Greta Thunberg, Tracey Emin and Gary Lineker have signed an open letter backing Misan Harriman after criticism of the photographer and activist over social media posts and remarks about Reform’s election gains. The letter, signed by more than 245 people, says the campaign against him is “entirely without foundation in fact” and warns that smearing critics of Israel as antisemitic does not protect Britain’s Jewish community.
Harriman has chaired the Southbank Centre’s board of governors since 2021, putting him at the centre of a row that now reaches deep into Britain’s cultural and political debates. The open letter also says the aim of the attacks is to marginalise him and send a warning to others who speak out, while signatories including Riz Ahmed, David Oyelowo, Benjamin Moser, Morgan Spector and Jillian Edelstein have added their names to the defence. The dispute is playing out as a test of where legitimate scrutiny ends and a smear campaign begins.
The criticism began after The Telegraph accused Harriman of sharing a social media post that contained a conspiracy about the Golders Green attack and questioned the amount of coverage given to the Muslim victim, Ishmail Hussein. Critics argued the repost risked minimising the antisemitic nature of the attack. David Taylor said the posts were “incredibly inappropriate” for the chair of a charity board and for anyone in the public eye, while Robert Jenrick called Harriman’s post disgusting and said he should be removed from his position at the Southbank Centre.
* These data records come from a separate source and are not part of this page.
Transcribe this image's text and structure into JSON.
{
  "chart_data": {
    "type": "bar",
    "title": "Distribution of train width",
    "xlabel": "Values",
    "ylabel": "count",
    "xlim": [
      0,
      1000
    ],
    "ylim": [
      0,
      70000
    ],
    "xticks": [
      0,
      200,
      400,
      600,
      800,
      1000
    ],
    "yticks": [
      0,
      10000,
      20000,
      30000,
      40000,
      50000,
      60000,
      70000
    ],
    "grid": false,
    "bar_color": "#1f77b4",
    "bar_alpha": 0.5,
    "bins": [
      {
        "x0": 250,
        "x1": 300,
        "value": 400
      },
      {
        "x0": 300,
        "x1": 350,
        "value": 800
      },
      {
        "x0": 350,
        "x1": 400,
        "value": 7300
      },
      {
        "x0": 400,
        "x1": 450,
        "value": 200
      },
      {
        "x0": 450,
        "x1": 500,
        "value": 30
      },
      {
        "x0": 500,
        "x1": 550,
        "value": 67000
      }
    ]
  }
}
Karen Pollock also challenged Harriman over a video in which he quoted Susan Sontag after Reform’s historic local election results, saying: “How on earth could yesterday’s election results ever be comparable to the Holocaust?”
Harriman’s own response has been defiant. He said: “We have reached the point where truth itself is being crushed by the very institutions that are supposed to uphold it.” He added: “I will never whisper about the oppressed. I stand with truth, I stand by my right to use my voice to help others.” That stance has now drawn support beyond the arts world and into a wider fight over how far cultural figures can go when they criticise Israel or the political right without triggering accusations that their words cross into antisemitism.
The stakes are not just reputational. A campaign to lobby the press regulator Ipso over the coverage has attracted backing from 53,000 people, more than double the number who complained about Jeremy Clarkson’s 2022 column. That scale suggests the dispute has become a proxy battle over press standards, political language and who gets to define the boundaries of acceptable criticism in public life.